Article: From Feeling left out

Hi Eugenia

I'm considering divorce... my problem is my husband (Sept. 19, 1959.) still considers visiting a single woman, secretly, I always find out, and it hurts me, but he doesn't seem to care, cause as he puts in he isn't doing anything wrong. Well I feel betrayed. I also feel he has other secrets that he doesn't share with me. I could be wrong but I don't really know. My birthday is Feb. 15,1960. Hers is Feb. 26 1960. I kind of do believe they are friends but it still doesn't sit well with me nor do our children like it... Do you think that a divorce is the right thing for me to initiate at this time.. I seem to be running out of options.. Cause deep down I don't want a divorce I want my husband to appreciate & love me.

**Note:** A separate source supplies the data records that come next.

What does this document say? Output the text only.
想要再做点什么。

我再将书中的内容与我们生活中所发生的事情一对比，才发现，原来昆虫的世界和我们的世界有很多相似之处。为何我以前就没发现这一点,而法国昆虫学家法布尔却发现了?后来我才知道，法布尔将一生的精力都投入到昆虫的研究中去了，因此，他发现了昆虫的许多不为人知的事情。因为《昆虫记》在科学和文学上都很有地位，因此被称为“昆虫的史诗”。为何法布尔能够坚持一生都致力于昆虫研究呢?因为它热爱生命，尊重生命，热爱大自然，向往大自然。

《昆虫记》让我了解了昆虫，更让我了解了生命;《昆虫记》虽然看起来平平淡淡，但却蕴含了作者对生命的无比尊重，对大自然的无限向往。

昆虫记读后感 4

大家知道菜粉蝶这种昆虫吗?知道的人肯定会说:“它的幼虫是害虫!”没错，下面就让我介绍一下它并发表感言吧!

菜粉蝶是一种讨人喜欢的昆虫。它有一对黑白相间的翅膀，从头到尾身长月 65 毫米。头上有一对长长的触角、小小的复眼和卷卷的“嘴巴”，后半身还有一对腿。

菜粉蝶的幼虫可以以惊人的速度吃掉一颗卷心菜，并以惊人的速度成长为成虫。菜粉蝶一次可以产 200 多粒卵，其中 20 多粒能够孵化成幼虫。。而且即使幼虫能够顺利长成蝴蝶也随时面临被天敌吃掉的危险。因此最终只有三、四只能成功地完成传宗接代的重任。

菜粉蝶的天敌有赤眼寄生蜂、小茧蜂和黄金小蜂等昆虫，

Thanks for listening............
Feeling left out


Hi Feeling left out

This is a very sticky situation. He matches up to you a little bit better than he does to his Pisces friend. His comparison with her does show some sorrow and on the other side his comparison with you does not indicate deception. I do believe that he is attracted to her and enjoys her company as a friend but I don't believe that he has taken it further. I feel however that she might try. With that in mind it does put you in a very difficult situation. If you nag him you will only make him move towards her. You may want to suggest however that anyone that is a friend of his should also be a friend to the family and have him invite her over for lunch or dinner. This way you get yourself and the children into the loop. At least from that position you can monitor the situation and protect your interests wisely. If he isn't interested in doing so you may want to play his game and find a male friend to spend some time with. After all what's good for the goose is good for the gander. Be smart about the situation. I believe you love him and that your family means enough to you to try to hold it together. If he truly believes in friendship with the opposite sex he should not have a problem with you having male companionship as well. I must caution you however that this can turn into a very dangerous situation especially if you happen to actually meet someone who fills the needs that your husband is obviously not fulfilling. The other approach will be for your children to voice their concerns and how they feel about being left out and that he should be spending the time he gives to his Pisces friend with them.